Parents of U.K. teen killed by American driver lose High Court case

The parents of a 19-year-old motorcyclist who was killed in a head-on collision with an American driver outside a British military base have lost their High Court battle over whether their son's alleged killer had diplomatic immunity.

The legal challenge to the U.K.'s Foreign Office by Harry Dunn's mother, Charlotte Charles, and father, Tim Dunn, claimed American Anne Sacoolas should not have been granted immunity.

Sacoolas admitted to police that she caused the crash outside the RAF Croughton military base in Northamptonshire, England, on August 27, 2019.

The 43-year old mother-of-three, whose husband Jonathan Sacoolas worked as a technical assistant at the base, which houses U.S. personnel, left the country a few weeks later after the U.S. asserted she was entitled to diplomatic immunity.

Sacoolas, who now lives in Virginia, was charged in the U.K. with causing death by dangerous driving last December.

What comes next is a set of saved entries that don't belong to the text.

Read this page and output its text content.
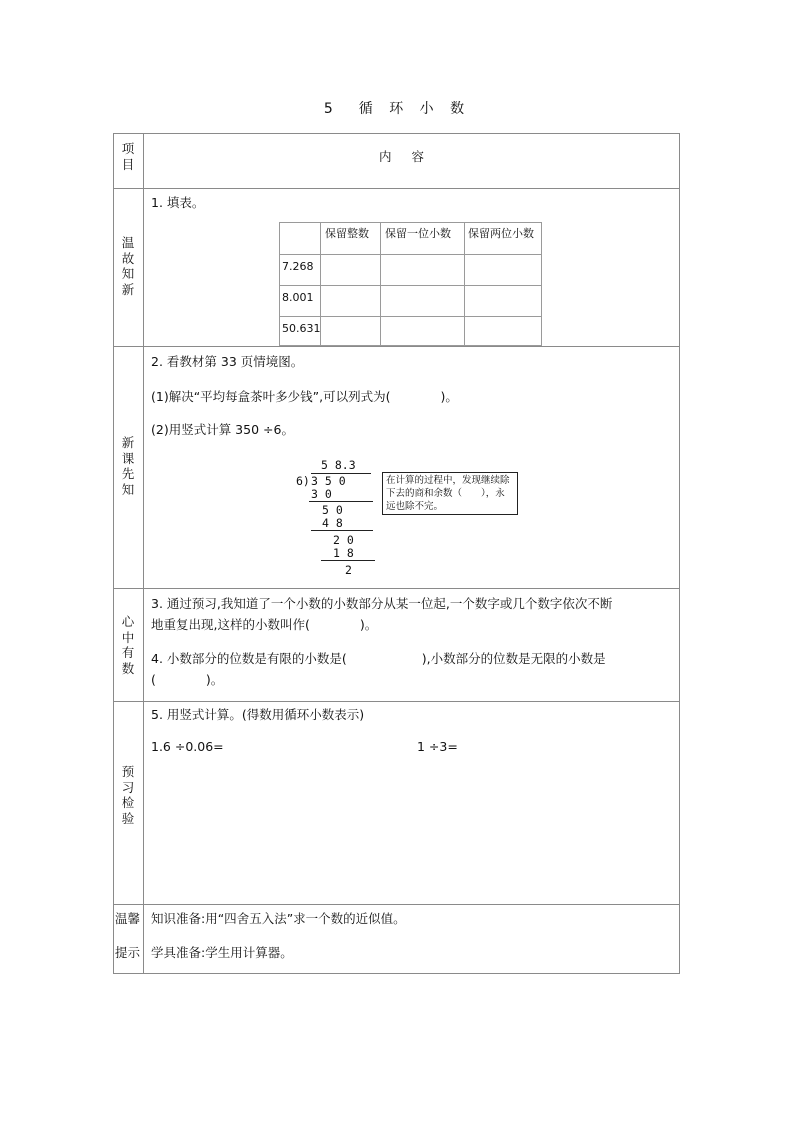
5　循 环 小 数
项目	内容
温故知新
1. 填表。
保留整数 保留一位小数 保留两位小数
7.268
8.001
50.631
新课先知
2. 看教材第 33 页情境图。
(1)解决“平均每盒茶叶多少钱”,可以列式为(　　　　)。
(2)用竖式计算 350 ÷6。
5 8.3
6) 3 5 0
3 0
5 0
4 8
2 0
1 8
2
在计算的过程中，发现继续除下去的商和余数（　　），永远也除不完。
心中有数
3. 通过预习,我知道了一个小数的小数部分从某一位起,一个数字或几个数字依次不断
地重复出现,这样的小数叫作(　　　　)。
4. 小数部分的位数是有限的小数是(　　　　　　),小数部分的位数是无限的小数是
(　　　　)。
预习检验
5. 用竖式计算。(得数用循环小数表示)
1.6 ÷0.06=	1 ÷3=
温馨
提示
知识准备:用“四舍五入法”求一个数的近似值。
学具准备:学生用计算器。
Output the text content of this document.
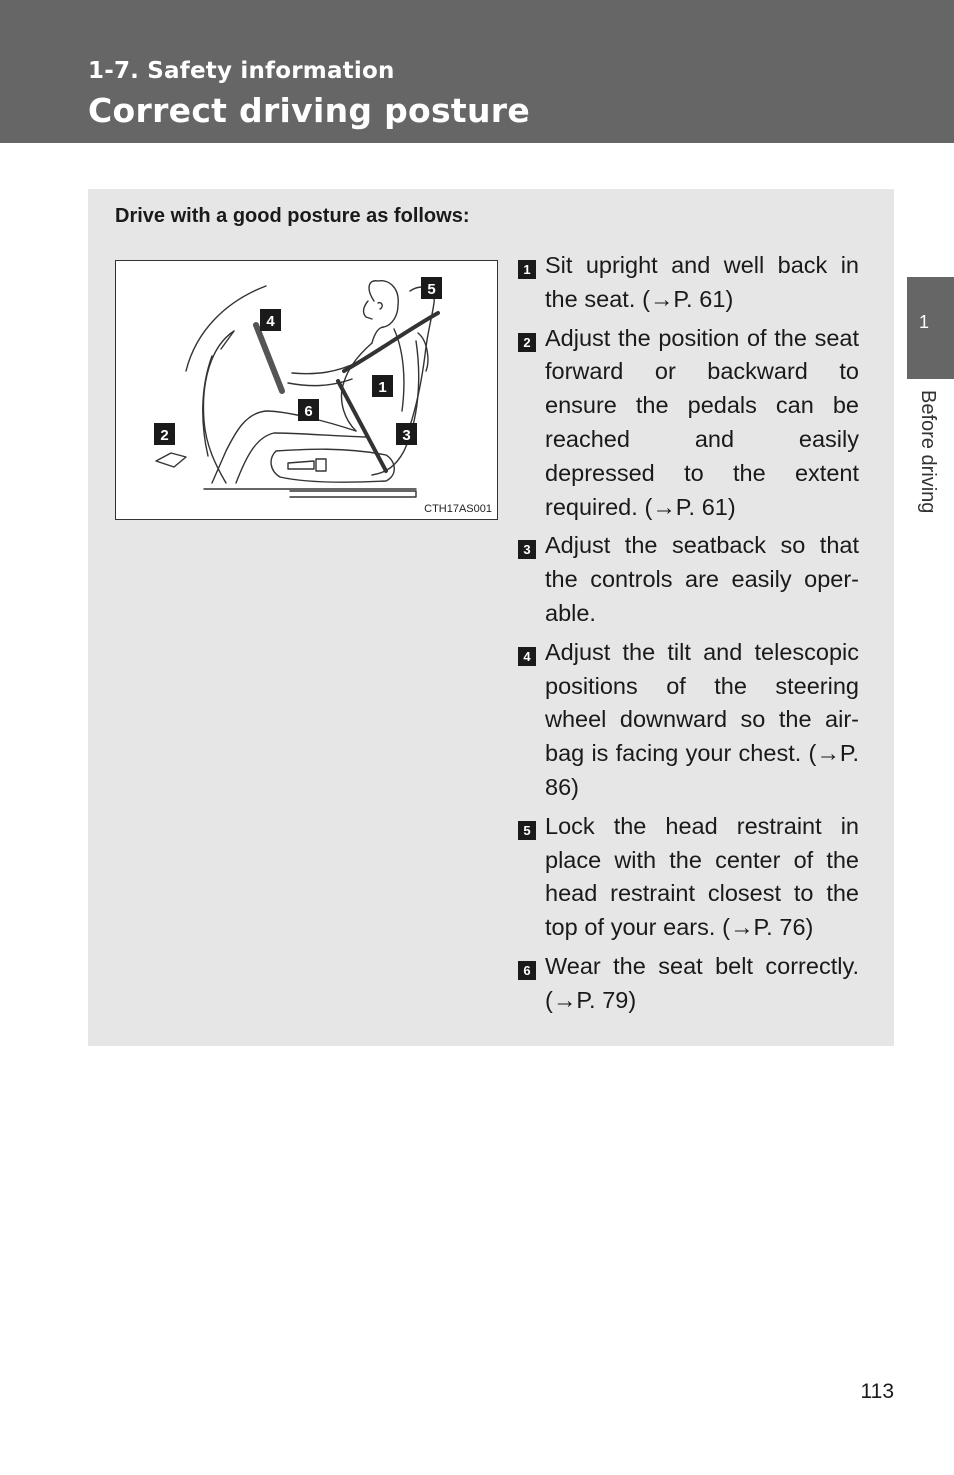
1-7. Safety information
Correct driving posture
1
Before driving
Drive with a good posture as follows:
1
2	3
4
5
6
CTH17AS001
1 Sit upright and well back in the seat. (→P. 61)
2 Adjust the position of the seat forward or backward to ensure the pedals can be reached and easily depressed to the extent required. (→P. 61)
3 Adjust the seatback so that the controls are easily operable.
4 Adjust the tilt and telescopic positions of the steering wheel downward so the airbag is facing your chest. (→P. 86)
5 Lock the head restraint in place with the center of the head restraint closest to the top of your ears. (→P. 76)
6 Wear the seat belt correctly. (→P. 79)
113
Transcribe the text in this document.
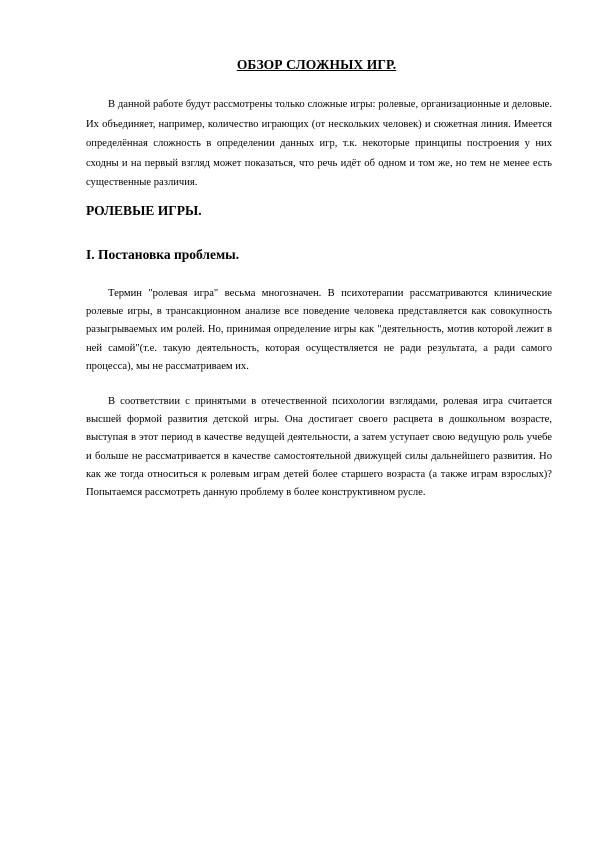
ОБЗОР СЛОЖНЫХ ИГР.

В данной работе будут рассмотрены только сложные игры: ролевые, организационные и деловые. Их объединяет, например, количество играющих (от нескольких человек) и сюжетная линия. Имеется определённая сложность в определении данных игр, т.к. некоторые принципы построения у них сходны и на первый взгляд может показаться, что речь идёт об одном и том же, но тем не менее есть существенные различия.

РОЛЕВЫЕ ИГРЫ.
I. Постановка проблемы.

Термин "ролевая игра" весьма многозначен. В психотерапии рассматриваются клинические ролевые игры, в трансакционном анализе все поведение человека представляется как совокупность разыгрываемых им ролей. Но, принимая определение игры как "деятельность, мотив которой лежит в ней самой"(т.е. такую деятельность, которая осуществляется не ради результата, а ради самого процесса), мы не рассматриваем их.

В соответствии с принятыми в отечественной психологии взглядами, ролевая игра считается высшей формой развития детской игры. Она достигает своего расцвета в дошкольном возрасте, выступая в этот период в качестве ведущей деятельности, а затем уступает свою ведущую роль учебе и больше не рассматривается в качестве самостоятельной движущей силы дальнейшего развития. Но как же тогда относиться к ролевым играм детей более старшего возраста (а также играм взрослых)? Попытаемся рассмотреть данную проблему в более конструктивном русле.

An extradition request was rejected by the U.S. State Department in January, a decision it later described as "final."

In their conclusion Tuesday, the High Court's Lord Justice Julian Flaux and Justice Pushpinder Saini stated "that Mrs. Sacoolas enjoyed immunity from U.K. criminal jurisdiction at the time of Harry's death."

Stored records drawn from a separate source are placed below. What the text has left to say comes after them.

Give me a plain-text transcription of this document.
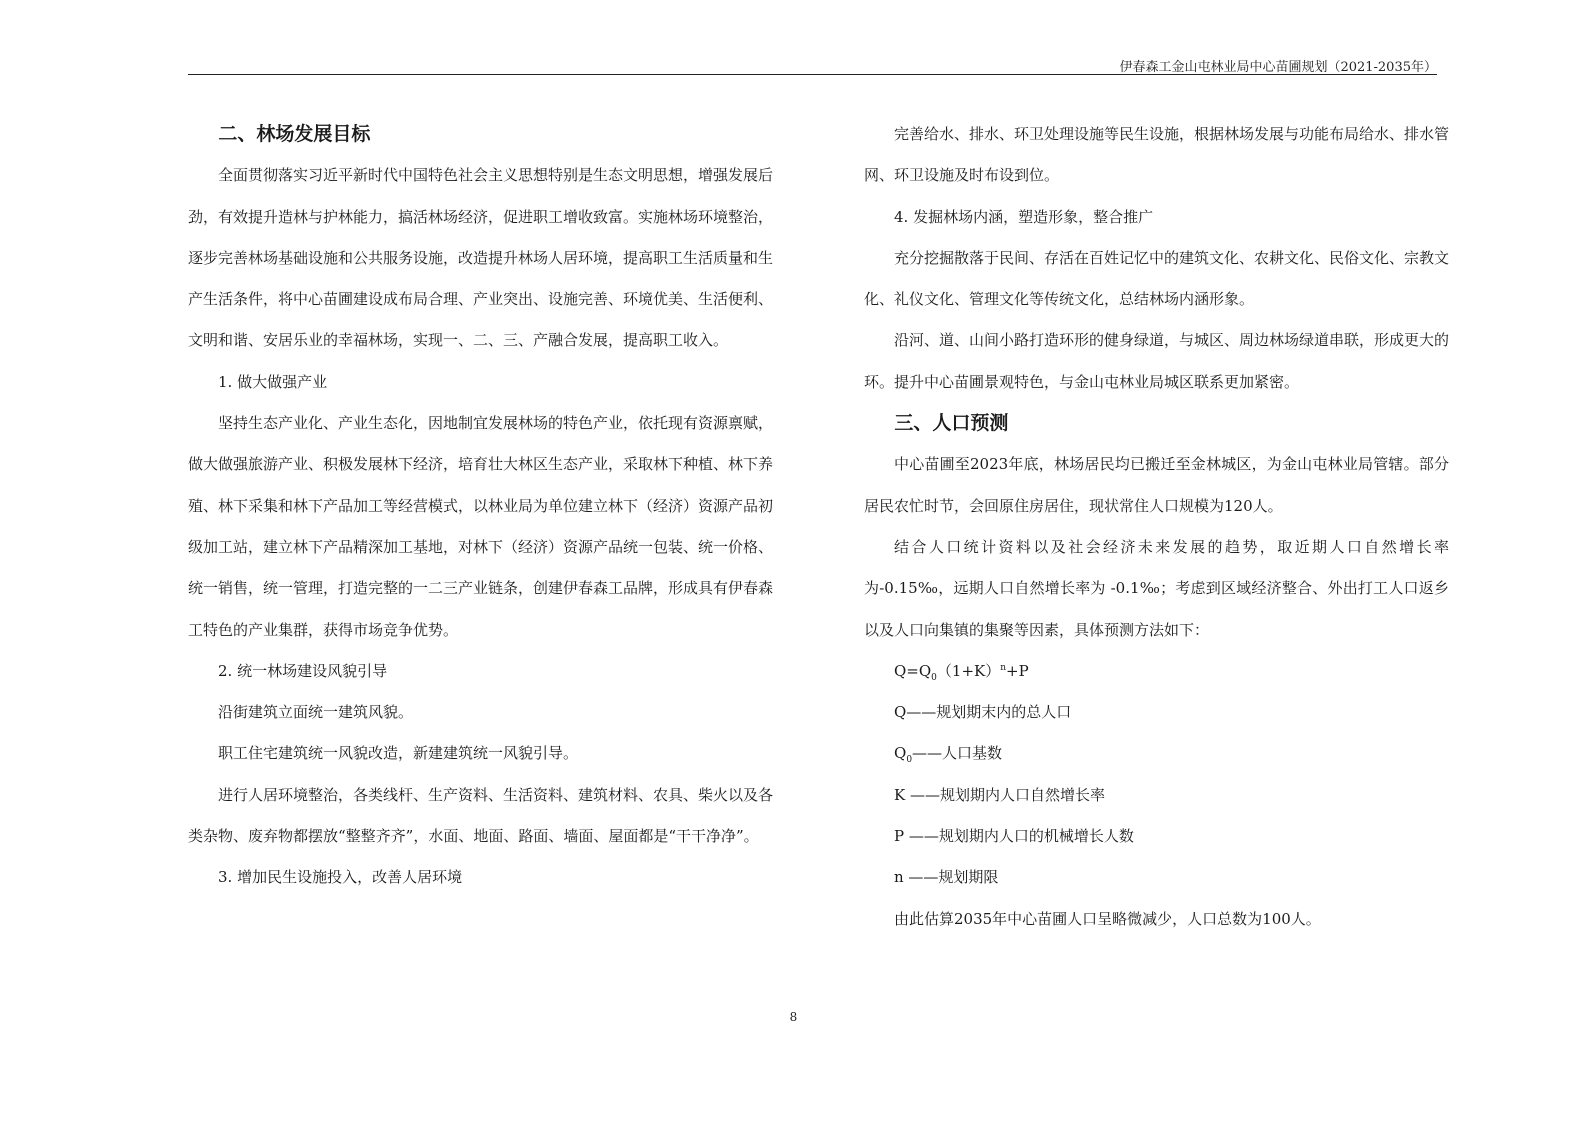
伊春森工金山屯林业局中心苗圃规划（2021-2035年）
二、林场发展目标

全面贯彻落实习近平新时代中国特色社会主义思想特别是生态文明思想，增强发展后劲，有效提升造林与护林能力，搞活林场经济，促进职工增收致富。实施林场环境整治，逐步完善林场基础设施和公共服务设施，改造提升林场人居环境，提高职工生活质量和生产生活条件，将中心苗圃建设成布局合理、产业突出、设施完善、环境优美、生活便利、文明和谐、安居乐业的幸福林场，实现一、二、三、产融合发展，提高职工收入。

1. 做大做强产业

坚持生态产业化、产业生态化，因地制宜发展林场的特色产业，依托现有资源禀赋，做大做强旅游产业、积极发展林下经济，培育壮大林区生态产业，采取林下种植、林下养殖、林下采集和林下产品加工等经营模式，以林业局为单位建立林下（经济）资源产品初级加工站，建立林下产品精深加工基地，对林下（经济）资源产品统一包装、统一价格、统一销售，统一管理，打造完整的一二三产业链条，创建伊春森工品牌，形成具有伊春森工特色的产业集群，获得市场竞争优势。

2. 统一林场建设风貌引导

沿街建筑立面统一建筑风貌。

职工住宅建筑统一风貌改造，新建建筑统一风貌引导。

进行人居环境整治，各类线杆、生产资料、生活资料、建筑材料、农具、柴火以及各类杂物、废弃物都摆放“整整齐齐”，水面、地面、路面、墙面、屋面都是“干干净净”。

3. 增加民生设施投入，改善人居环境

完善给水、排水、环卫处理设施等民生设施，根据林场发展与功能布局给水、排水管网、环卫设施及时布设到位。

4. 发掘林场内涵，塑造形象，整合推广

充分挖掘散落于民间、存活在百姓记忆中的建筑文化、农耕文化、民俗文化、宗教文化、礼仪文化、管理文化等传统文化，总结林场内涵形象。

沿河、道、山间小路打造环形的健身绿道，与城区、周边林场绿道串联，形成更大的环。提升中心苗圃景观特色，与金山屯林业局城区联系更加紧密。

三、人口预测

中心苗圃至2023年底，林场居民均已搬迁至金林城区，为金山屯林业局管辖。部分居民农忙时节，会回原住房居住，现状常住人口规模为120人。

结合人口统计资料以及社会经济未来发展的趋势，取近期人口自然增长率为-0.15‰，远期人口自然增长率为 -0.1‰；考虑到区域经济整合、外出打工人口返乡以及人口向集镇的集聚等因素，具体预测方法如下：

$Q=Q_0(1+K)^n+P$

Q——规划期末内的总人口

$Q_0——$人口基数

K ——规划期内人口自然增长率

P ——规划期内人口的机械增长人数

n ——规划期限

由此估算2035年中心苗圃人口呈略微减少，人口总数为100人。

8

Last October, President Trump attempted to quell outrage in the U.K. over Sacoolas' quick move back to the U.S. after the accident. He invited Dunn's parents to the White House and tried unsuccessfully to persuade the grieving couple to meet with Sacoolas, who was in an adjoining room.

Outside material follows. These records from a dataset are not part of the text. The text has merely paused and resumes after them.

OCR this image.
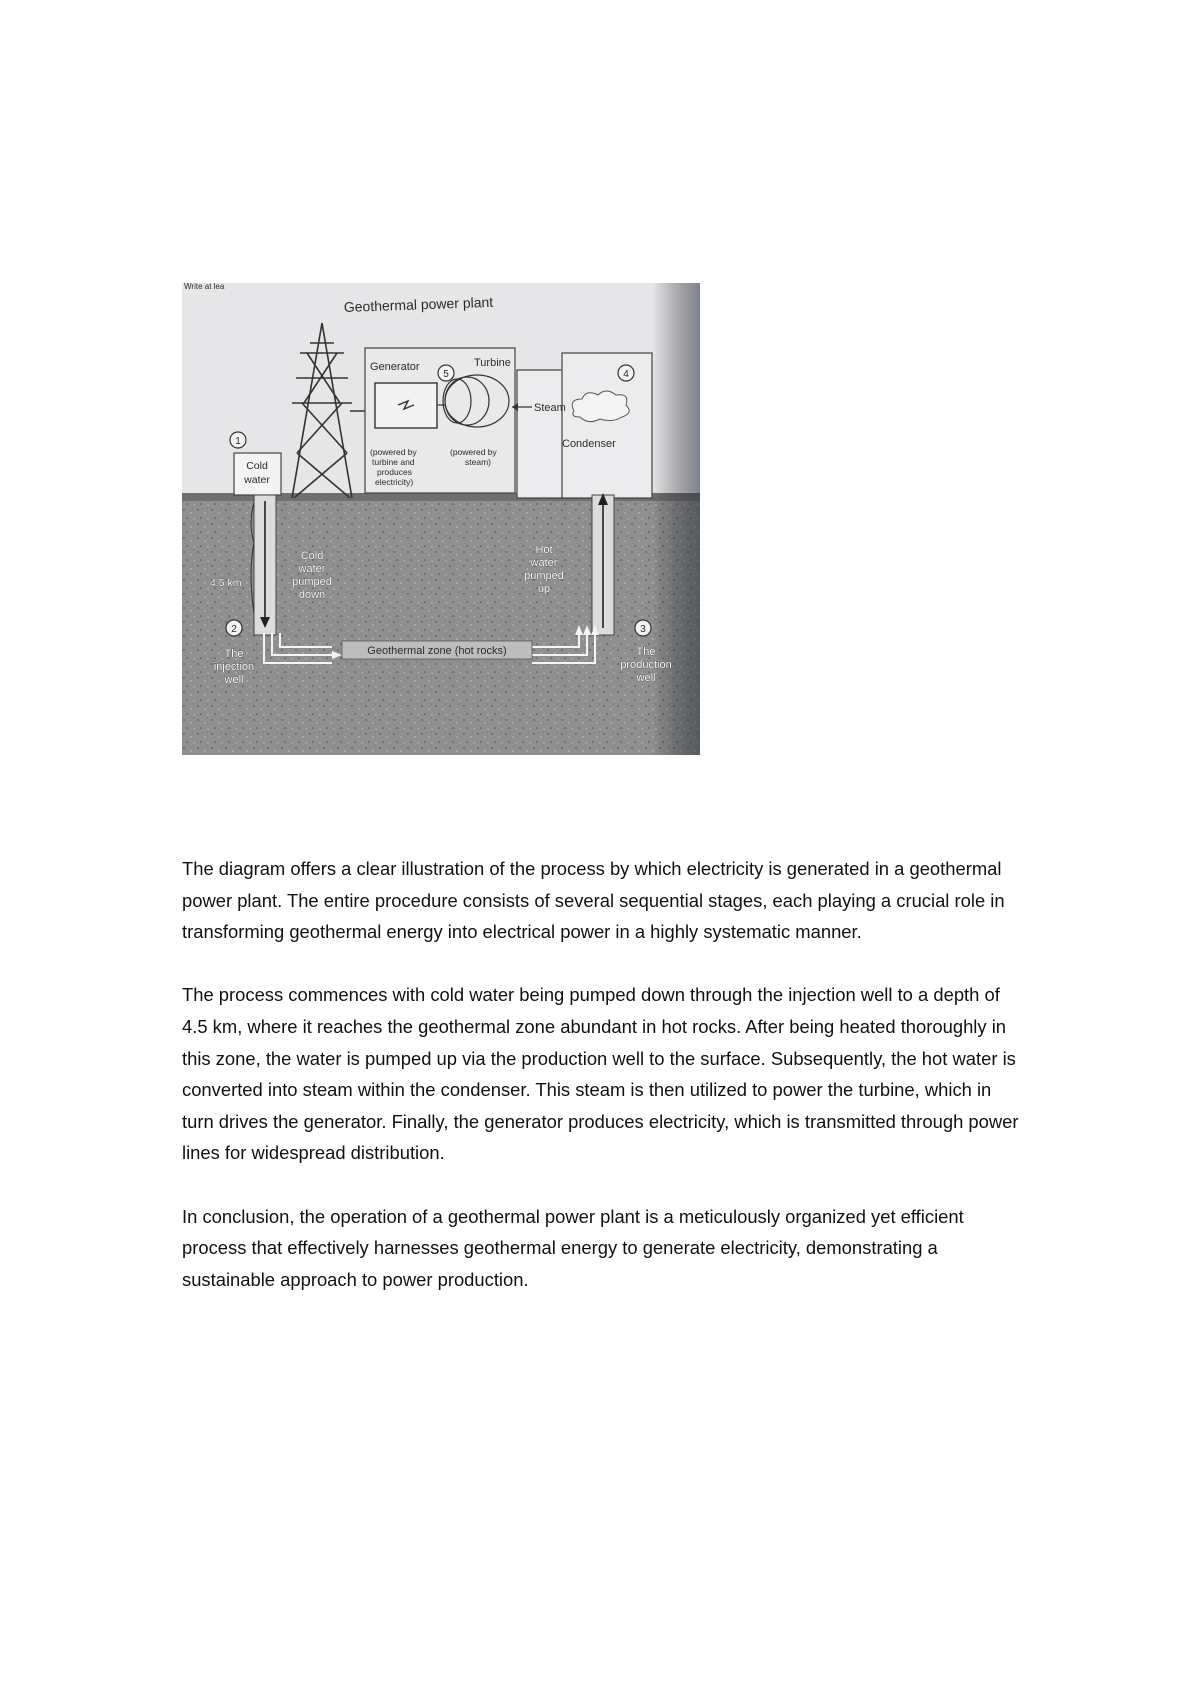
Write at lea
Geothermal power plant
Generator	Turbine
5
Steam
Condenser
4
(powered by
turbine and
produces
electricity)
(powered by
steam)
Cold
water
1
4.5 km
Cold
water
pumped
down
Hot
water
pumped
up
Geothermal zone (hot rocks)
2
The
injection
well
3
The
production
well

The diagram offers a clear illustration of the process by which electricity is generated in a geothermal power plant. The entire procedure consists of several sequential stages, each playing a crucial role in transforming geothermal energy into electrical power in a highly systematic manner.

The process commences with cold water being pumped down through the injection well to a depth of 4.5 km, where it reaches the geothermal zone abundant in hot rocks. After being heated thoroughly in this zone, the water is pumped up via the production well to the surface. Subsequently, the hot water is converted into steam within the condenser. This steam is then utilized to power the turbine, which in turn drives the generator. Finally, the generator produces electricity, which is transmitted through power lines for widespread distribution.

In conclusion, the operation of a geothermal power plant is a meticulously organized yet efficient process that effectively harnesses geothermal energy to generate electricity, demonstrating a sustainable approach to power production.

The couple left the White House meeting saying they felt "ambushed" as they had not been told Sacoolas would be in the building.

In a statement to CBS News following the country's ruling, Dunn's mother, Charlotte Charles, said, "we're obviously disappointed, it's not the outcome we wanted. As always, we have a Plan B and an appeal has already gone in."

"Our legal team were and still are extremely confident Anne Sacoolas did not have immunity at the time of the crash and certainly doesn't now," she said. "That instills confidence in us, we're ready for the next phase."

"We are hopeful that president-elect Biden will look at everything from a humane angle. He seems by far a more decent human being, as do the rest of his team," said Charles. Biden's first wife Neilia and infant daughter Naomi died in a car crash in 1972.

"We hold out hope that the U.S. government will have a decent side to them and they will realize what has happened is completely and utterly wrong."